For Beer at Super Bowl, Color of the Competition Is Red and White

Feb 1, 2016

(NYTimes) - Beer and football may go together like wine and cheese. But lately more and more people seem be favoring a Bordeaux over a Bud Light.

Wine has made inroads into football stadiums and living rooms across the United States on Sundays.

Americans still buy far more beer than wine over all, so there is no end coming to the beer commercials. But wine sales have been steadily growing faster than beer sales, especially around Super Bowl time, a reflection of the changing preferences of younger fans and an increase in women who watch the country’s biggest sporting event.
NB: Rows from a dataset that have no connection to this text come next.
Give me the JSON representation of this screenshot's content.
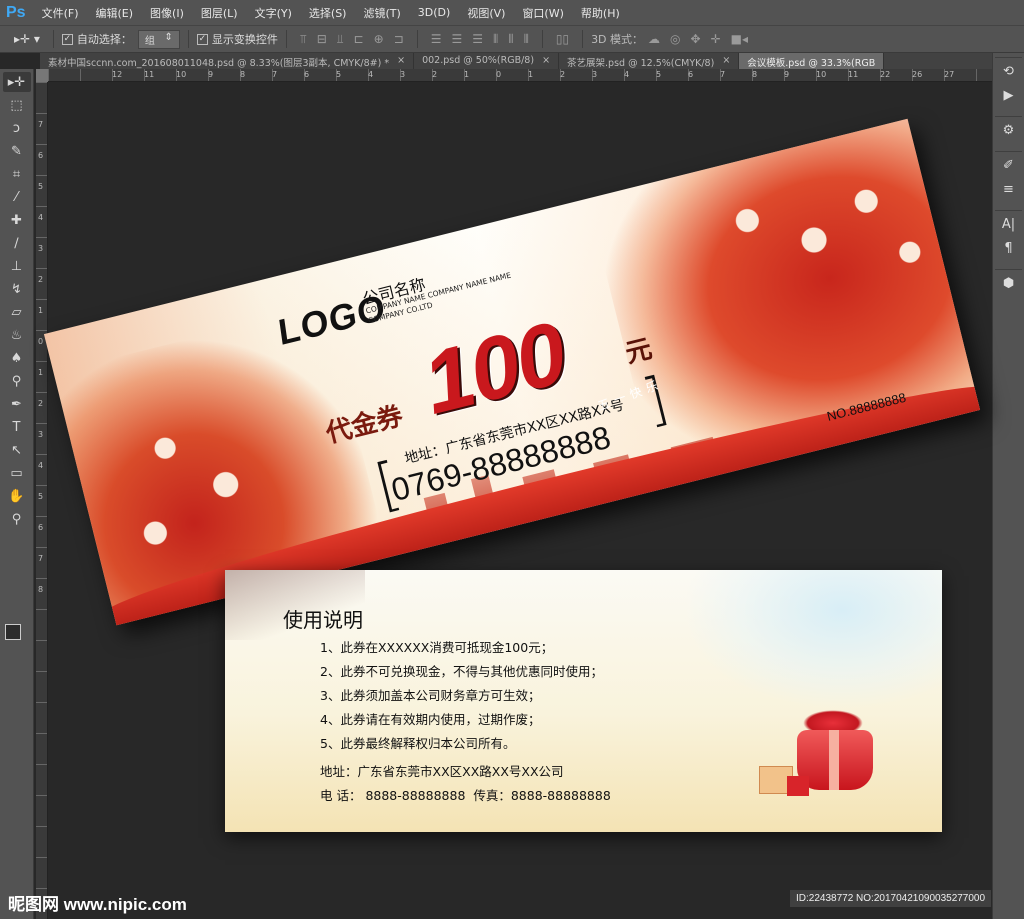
{
  "app": {
    "logo": "Ps"
  },
  "menu": [
    "文件(F)",
    "编辑(E)",
    "图像(I)",
    "图层(L)",
    "文字(Y)",
    "选择(S)",
    "滤镜(T)",
    "3D(D)",
    "视图(V)",
    "窗口(W)",
    "帮助(H)"
  ],
  "options": {
    "auto_select_label": "自动选择：",
    "auto_select_value": "组",
    "show_transform_label": "显示变换控件",
    "mode_3d_label": "3D 模式："
  },
  "tabs": [
    {
      "label": "素材中国sccnn.com_201608011048.psd @ 8.33%(图层3副本, CMYK/8#) *",
      "active": false
    },
    {
      "label": "002.psd @ 50%(RGB/8)",
      "active": false
    },
    {
      "label": "茶艺展架.psd @ 12.5%(CMYK/8)",
      "active": false
    },
    {
      "label": "会议模板.psd @ 33.3%(RGB",
      "active": true
    }
  ],
  "ruler_h": [
    "12",
    "11",
    "10",
    "9",
    "8",
    "7",
    "6",
    "5",
    "4",
    "3",
    "2",
    "1",
    "0",
    "1",
    "2",
    "3",
    "4",
    "5",
    "6",
    "7",
    "8",
    "9",
    "10",
    "11",
    "22",
    "26",
    "27"
  ],
  "ruler_v": [
    "7",
    "6",
    "5",
    "4",
    "3",
    "2",
    "1",
    "0",
    "1",
    "2",
    "3",
    "4",
    "5",
    "6",
    "7",
    "8"
  ],
  "coupon": {
    "logo": "LOGO",
    "company_name": "公司名称",
    "company_name_en": "COMPANY NAME COMPANY NAME NAME COMPANY CO.LTD",
    "voucher_type": "代金券",
    "amount": "100",
    "currency": "元",
    "address": "地址：广东省东莞市XX区XX路XX号",
    "phone": "0769-88888888",
    "holiday_banner": "五一快乐",
    "serial_no": "NO.88888888"
  },
  "instructions": {
    "title": "使用说明",
    "items": [
      "1、此券在XXXXXX消费可抵现金100元；",
      "2、此券不可兑换现金，不得与其他优惠同时使用；",
      "3、此券须加盖本公司财务章方可生效；",
      "4、此券请在有效期内使用，过期作废；",
      "5、此券最终解释权归本公司所有。"
    ],
    "address": "地址：广东省东莞市XX区XX路XX号XX公司",
    "contact": "电 话： 8888-88888888  传真：8888-88888888"
  },
  "watermark": {
    "site": "昵图网 www.nipic.com",
    "id": "ID:22438772 NO:20170421090035277000"
  }
}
“The perception is that it’s all about beer, but it’s about people serving a wide variety of alcohol,” said Danny Brager, senior vice president at Nielsen, which tracks beverage and alcohol sales. “The Super Bowl and beer tend to be tied together in consumers’ minds, but consumers are shopping around.”

This year, wine will be more in the spotlight because the Super Bowl will be played in Santa Clara, Calif., near some of the biggest and most prominent vineyards in the country.

Not surprisingly, wine is a staple in Levi’s Stadium — home of the San Francisco 49ers and the site of the Super Bowl — where fans in the 174 suites have access to vintages from more than 60 high-quality California wineries through a program called Appellation 49.

Wineries from Sonoma County and elsewhere in the region are also promoting their wines to the million or so people expected to visit the region during the week before the game.

Beyond the Bay Area, wine is also making inroads into a sport better known for guzzling than sipping.

According to Nielsen, consumer spending nationally on beer rises by about $40 million in the week before the Super Bowl compared with the average spending on beer the three weeks before the game. During that same time, spending on wine and spirits grows by about $20 million.

The gap is not as wide as it may appear when one considers that beer is a much larger category, Brager said.

During the entire year, beer makes up 48 percent of all spending on alcohol at groceries, liquor stores and other retail outlets. About 37 percent is spent on spirits and 15 percent on wine, according to Nielsen. Beer’s share of overall spending on alcohol has declined by nearly five percentage points in the last 10 years.